To protect yourself and your family when the weather is very hot, follow the tips below:

●     Never leave anyone including children and pets in a parked car, even briefly. Temperatures in the car can become dangerous within a few minutes.

●     Use air-conditioning to cool down or go to an air-conditioned building such as a mall or movie theater. Check indoor mask requirements for the public space you will be visiting.

●     Drink plenty of fluids. Don’t wait until you’re thirsty to drink more fluids. Avoid alcohol, caffeine and sugary drinks. If your doctor generally limits the amount of fluid you drink or has you on water pills, ask how much you should drink while the weather is hot.

●     Beat the heat with cool showers and baths.

●     Stay out of the sun as much as possible.

●     When possible, avoid strenuous activity during the hottest part of the day (between 11 a.m. and 4 p.m.) and take regular breaks from physical activity.

●     Wear loose, lightweight, light-colored clothing to help keep cool.

●     Wear sunscreen and a ventilated hat (e.g., straw or mesh) when in the sun and even if it is cloudy.

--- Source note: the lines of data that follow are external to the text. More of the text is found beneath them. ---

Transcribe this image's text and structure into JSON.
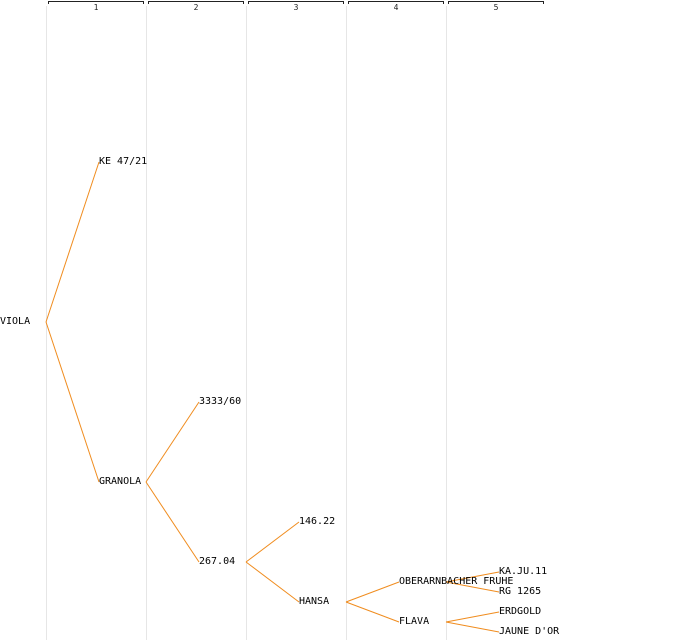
{
  "columns": [
    "1",
    "2",
    "3",
    "4",
    "5"
  ],
  "colors": {
    "edge": "#f08c1e",
    "text": "#000000",
    "grid": "#e6e6e6"
  },
  "tree": {
    "label": "VIOLA",
    "children": [
      {
        "label": "KE 47/21"
      },
      {
        "label": "GRANOLA",
        "children": [
          {
            "label": "3333/60"
          },
          {
            "label": "267.04",
            "children": [
              {
                "label": "146.22"
              },
              {
                "label": "HANSA",
                "children": [
                  {
                    "label": "OBERARNBACHER FRUHE",
                    "children": [
                      {
                        "label": "KA.JU.11"
                      },
                      {
                        "label": "RG 1265"
                      }
                    ]
                  },
                  {
                    "label": "FLAVA",
                    "children": [
                      {
                        "label": "ERDGOLD"
                      },
                      {
                        "label": "JAUNE D'OR"
                      }
                    ]
                  }
                ]
              }
            ]
          }
        ]
      }
    ]
  }
}
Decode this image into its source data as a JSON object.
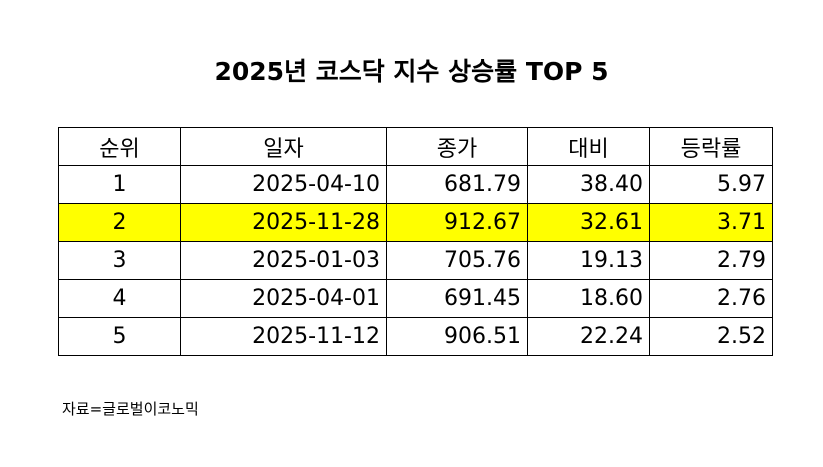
{
  "title": "2025년 코스닥 지수 상승률 TOP 5",
  "highlight_color": "#ffff00",
  "table": {
    "headers": [
      "순위",
      "일자",
      "종가",
      "대비",
      "등락률"
    ],
    "rows": [
      {
        "rank": "1",
        "date": "2025-04-10",
        "close": "681.79",
        "change": "38.40",
        "rate": "5.97",
        "highlighted": false
      },
      {
        "rank": "2",
        "date": "2025-11-28",
        "close": "912.67",
        "change": "32.61",
        "rate": "3.71",
        "highlighted": true
      },
      {
        "rank": "3",
        "date": "2025-01-03",
        "close": "705.76",
        "change": "19.13",
        "rate": "2.79",
        "highlighted": false
      },
      {
        "rank": "4",
        "date": "2025-04-01",
        "close": "691.45",
        "change": "18.60",
        "rate": "2.76",
        "highlighted": false
      },
      {
        "rank": "5",
        "date": "2025-11-12",
        "close": "906.51",
        "change": "22.24",
        "rate": "2.52",
        "highlighted": false
      }
    ]
  },
  "source": "자료=글로벌이코노믹"
}
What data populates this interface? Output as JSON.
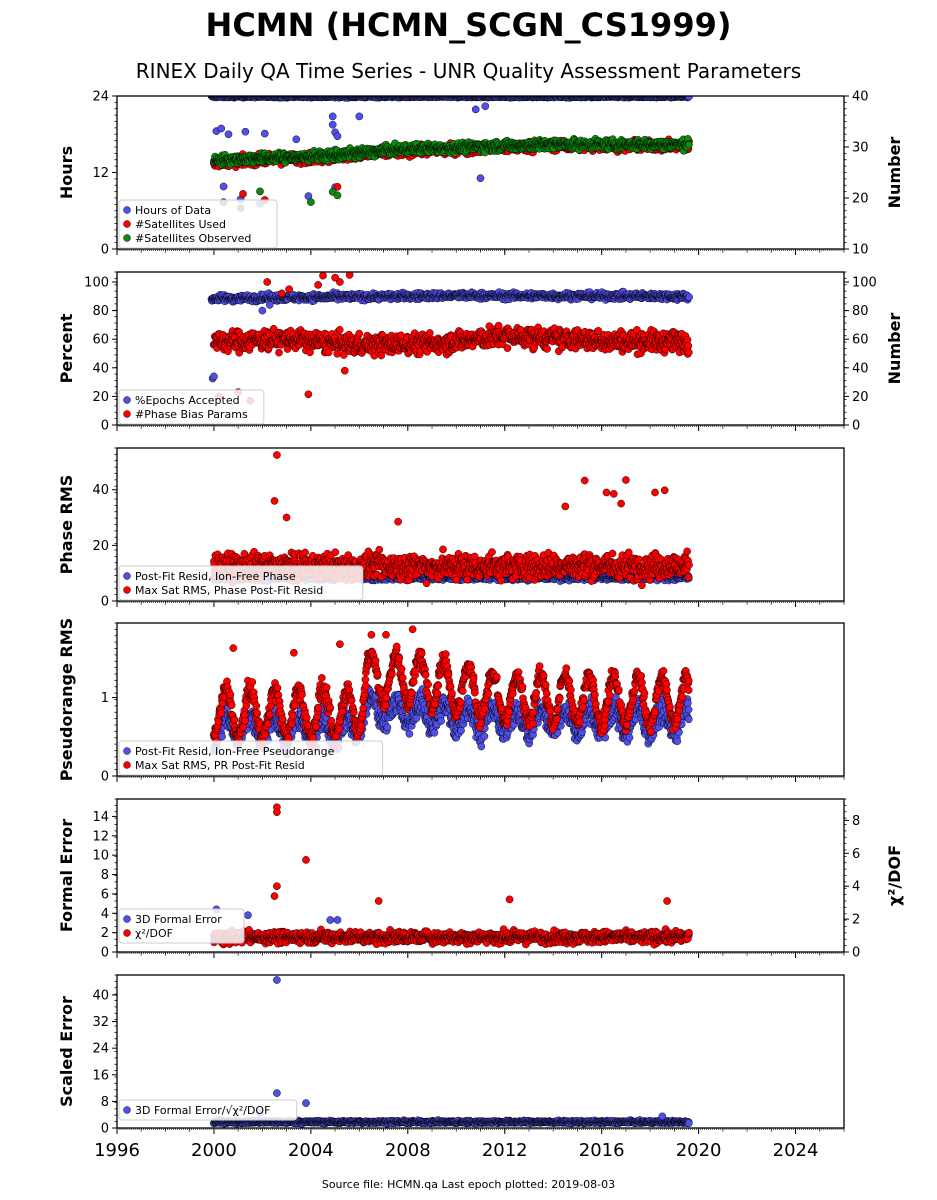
{
  "title": "HCMN (HCMN_SCGN_CS1999)",
  "subtitle": "RINEX Daily QA Time Series - UNR Quality Assessment Parameters",
  "source_note": "Source file: HCMN.qa Last epoch plotted: 2019-08-03",
  "x_axis": {
    "min": 1996,
    "max": 2026,
    "ticks": [
      1996,
      2000,
      2004,
      2008,
      2012,
      2016,
      2020,
      2024
    ]
  },
  "colors": {
    "blue": "#4f4fea",
    "red": "#ff0000",
    "green": "#0d8a0d",
    "edge": "#000000"
  },
  "chart_data": [
    {
      "type": "scatter",
      "ylabel": "Hours",
      "ylabel_right": "Number",
      "ylim": [
        0,
        24
      ],
      "yticks": [
        "0",
        "12",
        "24"
      ],
      "ylim_right": [
        10,
        40
      ],
      "yticks_right": [
        "10",
        "20",
        "30",
        "40"
      ],
      "legend": [
        "Hours of Data",
        "#Satellites Used",
        "#Satellites Observed"
      ],
      "series": [
        {
          "name": "Hours of Data",
          "color": "blue",
          "axis": "left",
          "x_range": [
            1999.9,
            2019.6
          ],
          "baseline": 23.9,
          "spread": 0.15,
          "outliers": [
            [
              2000.1,
              18.5
            ],
            [
              2000.3,
              18.9
            ],
            [
              2000.6,
              18.0
            ],
            [
              2001.3,
              18.4
            ],
            [
              2002.1,
              18.1
            ],
            [
              2003.4,
              17.2
            ],
            [
              2004.9,
              20.8
            ],
            [
              2004.9,
              19.5
            ],
            [
              2005.0,
              18.3
            ],
            [
              2005.0,
              15.6
            ],
            [
              2005.1,
              17.7
            ],
            [
              2006.0,
              20.8
            ],
            [
              2010.8,
              21.9
            ],
            [
              2011.2,
              22.4
            ],
            [
              2011.0,
              11.1
            ],
            [
              2000.4,
              9.8
            ],
            [
              2001.1,
              7.8
            ],
            [
              2001.9,
              7.1
            ],
            [
              2000.2,
              13.0
            ],
            [
              2004.1,
              15.0
            ],
            [
              2003.9,
              8.3
            ],
            [
              2005.0,
              9.7
            ]
          ]
        },
        {
          "name": "#Satellites Used",
          "color": "red",
          "axis": "right",
          "x_range": [
            2000.0,
            2019.6
          ],
          "trend": [
            [
              2000,
              27.0
            ],
            [
              2002,
              27.5
            ],
            [
              2004,
              27.8
            ],
            [
              2006,
              28.5
            ],
            [
              2008,
              29.2
            ],
            [
              2011,
              29.7
            ],
            [
              2014,
              30.2
            ],
            [
              2019.6,
              30.2
            ]
          ],
          "spread": 0.9,
          "outliers": [
            [
              2001.2,
              20.8
            ],
            [
              2002.1,
              19.6
            ],
            [
              2005.1,
              22.2
            ],
            [
              2009.4,
              29.0
            ]
          ]
        },
        {
          "name": "#Satellites Observed",
          "color": "green",
          "axis": "right",
          "x_range": [
            2000.0,
            2019.6
          ],
          "trend": [
            [
              2000,
              27.4
            ],
            [
              2002,
              27.8
            ],
            [
              2004,
              28.1
            ],
            [
              2006,
              28.8
            ],
            [
              2008,
              29.6
            ],
            [
              2011,
              30.1
            ],
            [
              2014,
              30.5
            ],
            [
              2019.6,
              30.5
            ]
          ],
          "spread": 0.9,
          "outliers": [
            [
              2000.4,
              19.2
            ],
            [
              2001.9,
              21.3
            ],
            [
              2001.1,
              18.0
            ],
            [
              2004.0,
              19.2
            ],
            [
              2004.9,
              21.2
            ],
            [
              2005.1,
              20.5
            ]
          ]
        }
      ]
    },
    {
      "type": "scatter",
      "ylabel": "Percent",
      "ylabel_right": "Number",
      "ylim": [
        0,
        107
      ],
      "yticks": [
        "0",
        "20",
        "40",
        "60",
        "80",
        "100"
      ],
      "ylim_right": [
        0,
        107
      ],
      "yticks_right": [
        "0",
        "20",
        "40",
        "60",
        "80",
        "100"
      ],
      "legend": [
        "%Epochs Accepted",
        "#Phase Bias Params"
      ],
      "series": [
        {
          "name": "%Epochs Accepted",
          "color": "blue",
          "axis": "left",
          "x_range": [
            1999.9,
            2019.6
          ],
          "trend": [
            [
              2000,
              88.5
            ],
            [
              2005,
              89.5
            ],
            [
              2010,
              90.5
            ],
            [
              2019.6,
              90.0
            ]
          ],
          "spread": 2.2,
          "outliers": [
            [
              1999.95,
              32.5
            ],
            [
              2000.0,
              34.0
            ],
            [
              2002.0,
              80.0
            ],
            [
              2002.3,
              84.0
            ]
          ]
        },
        {
          "name": "#Phase Bias Params",
          "color": "red",
          "axis": "right",
          "x_range": [
            2000.0,
            2019.6
          ],
          "trend": [
            [
              2000,
              58
            ],
            [
              2003,
              60
            ],
            [
              2006,
              56
            ],
            [
              2009,
              57
            ],
            [
              2012,
              62
            ],
            [
              2016,
              59
            ],
            [
              2019.6,
              58
            ]
          ],
          "spread": 7.0,
          "outliers": [
            [
              2000.2,
              20.0
            ],
            [
              2001.0,
              23.0
            ],
            [
              2001.5,
              17.0
            ],
            [
              2002.2,
              100.0
            ],
            [
              2003.1,
              95.0
            ],
            [
              2003.9,
              21.5
            ],
            [
              2004.3,
              98.0
            ],
            [
              2005.0,
              103.0
            ],
            [
              2005.6,
              105.0
            ],
            [
              2005.2,
              100.0
            ],
            [
              2004.5,
              104.5
            ],
            [
              2005.4,
              38.0
            ],
            [
              2002.8,
              92.0
            ]
          ]
        }
      ]
    },
    {
      "type": "scatter",
      "ylabel": "Phase RMS",
      "ylim": [
        0,
        55
      ],
      "yticks": [
        "0",
        "20",
        "40"
      ],
      "legend": [
        "Post-Fit Resid, Ion-Free Phase",
        "Max Sat RMS, Phase Post-Fit Resid"
      ],
      "series": [
        {
          "name": "Post-Fit Resid, Ion-Free Phase",
          "color": "blue",
          "axis": "left",
          "x_range": [
            2000.0,
            2019.6
          ],
          "trend": [
            [
              2000,
              8.5
            ],
            [
              2010,
              8.5
            ],
            [
              2019.6,
              8.5
            ]
          ],
          "spread": 1.0,
          "outliers": []
        },
        {
          "name": "Max Sat RMS, Phase Post-Fit Resid",
          "color": "red",
          "axis": "left",
          "x_range": [
            2000.0,
            2019.6
          ],
          "trend": [
            [
              2000,
              12.5
            ],
            [
              2010,
              12.5
            ],
            [
              2019.6,
              12.5
            ]
          ],
          "spread": 4.5,
          "outliers": [
            [
              2002.6,
              52.5
            ],
            [
              2002.5,
              36.0
            ],
            [
              2003.0,
              30.0
            ],
            [
              2015.3,
              43.3
            ],
            [
              2017.0,
              43.5
            ],
            [
              2016.2,
              39.0
            ],
            [
              2016.5,
              38.5
            ],
            [
              2018.2,
              39.0
            ],
            [
              2018.6,
              39.8
            ],
            [
              2014.5,
              34.0
            ],
            [
              2007.6,
              28.5
            ],
            [
              2016.8,
              35.0
            ]
          ]
        }
      ]
    },
    {
      "type": "scatter",
      "ylabel": "Pseudorange RMS",
      "ylim": [
        0,
        1.95
      ],
      "yticks": [
        "0",
        "1"
      ],
      "legend": [
        "Post-Fit Resid, Ion-Free Pseudorange",
        "Max Sat RMS, PR Post-Fit Resid"
      ],
      "series": [
        {
          "name": "Post-Fit Resid, Ion-Free Pseudorange",
          "color": "blue",
          "axis": "left",
          "x_range": [
            2000.0,
            2019.6
          ],
          "trend": [
            [
              2000,
              0.6
            ],
            [
              2005.9,
              0.6
            ],
            [
              2006.2,
              0.85
            ],
            [
              2008,
              0.8
            ],
            [
              2012,
              0.7
            ],
            [
              2019.6,
              0.7
            ]
          ],
          "spread": 0.15,
          "seasonal": 0.15,
          "outliers": []
        },
        {
          "name": "Max Sat RMS, PR Post-Fit Resid",
          "color": "red",
          "axis": "left",
          "x_range": [
            2000.0,
            2019.6
          ],
          "trend": [
            [
              2000,
              0.8
            ],
            [
              2005.9,
              0.8
            ],
            [
              2006.3,
              1.25
            ],
            [
              2008,
              1.25
            ],
            [
              2012,
              1.0
            ],
            [
              2019.6,
              0.95
            ]
          ],
          "spread": 0.12,
          "seasonal": 0.3,
          "outliers": [
            [
              2000.8,
              1.63
            ],
            [
              2003.3,
              1.57
            ],
            [
              2005.2,
              1.68
            ],
            [
              2006.5,
              1.8
            ],
            [
              2007.1,
              1.8
            ],
            [
              2008.2,
              1.87
            ]
          ]
        }
      ]
    },
    {
      "type": "scatter",
      "ylabel": "Formal Error",
      "ylabel_right": "χ²/DOF",
      "ylim": [
        0,
        15.8
      ],
      "yticks": [
        "0",
        "2",
        "4",
        "6",
        "8",
        "10",
        "12",
        "14"
      ],
      "ylim_right": [
        0,
        9.3
      ],
      "yticks_right": [
        "0",
        "2",
        "4",
        "6",
        "8"
      ],
      "legend": [
        "3D Formal Error",
        "χ²/DOF"
      ],
      "series": [
        {
          "name": "3D Formal Error",
          "color": "blue",
          "axis": "left",
          "x_range": [
            2000.0,
            2019.6
          ],
          "trend": [
            [
              2000,
              1.6
            ],
            [
              2019.6,
              1.6
            ]
          ],
          "spread": 0.25,
          "outliers": [
            [
              2000.1,
              4.4
            ],
            [
              2001.4,
              3.8
            ],
            [
              2004.8,
              3.3
            ],
            [
              2005.1,
              3.3
            ]
          ]
        },
        {
          "name": "χ²/DOF",
          "color": "red",
          "axis": "right",
          "x_range": [
            2000.0,
            2019.6
          ],
          "trend": [
            [
              2000,
              0.9
            ],
            [
              2019.6,
              0.9
            ]
          ],
          "spread": 0.35,
          "outliers": [
            [
              2002.6,
              8.8
            ],
            [
              2002.6,
              8.5
            ],
            [
              2003.8,
              5.6
            ],
            [
              2002.6,
              4.0
            ],
            [
              2002.5,
              3.4
            ],
            [
              2018.7,
              3.1
            ],
            [
              2012.2,
              3.2
            ],
            [
              2006.8,
              3.1
            ]
          ]
        }
      ]
    },
    {
      "type": "scatter",
      "ylabel": "Scaled Error",
      "ylim": [
        0,
        46
      ],
      "yticks": [
        "0",
        "8",
        "16",
        "24",
        "32",
        "40"
      ],
      "legend": [
        "3D Formal Error/√χ²/DOF"
      ],
      "series": [
        {
          "name": "3D Formal Error/√χ²/DOF",
          "color": "blue",
          "axis": "left",
          "x_range": [
            2000.0,
            2019.6
          ],
          "trend": [
            [
              2000,
              1.8
            ],
            [
              2019.6,
              1.8
            ]
          ],
          "spread": 0.4,
          "outliers": [
            [
              2002.6,
              44.5
            ],
            [
              2002.6,
              10.5
            ],
            [
              2003.8,
              7.5
            ],
            [
              2001.9,
              4.5
            ],
            [
              2018.5,
              3.5
            ]
          ]
        }
      ]
    }
  ]
}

●     Be aware that some medicines affect the body’s ability to sweat and stay cool, including antihistamines, antidepressants, over-the-counter sleeping pills, anti-diarrhea pills, beta blockers, anti-Parkinson’s drugs and psychiatric drugs. Do NOT stop taking medication unless instructed to do so by your doctor.

●     Check on your neighbors such as the elderly or those in poor health to see if they need assistance.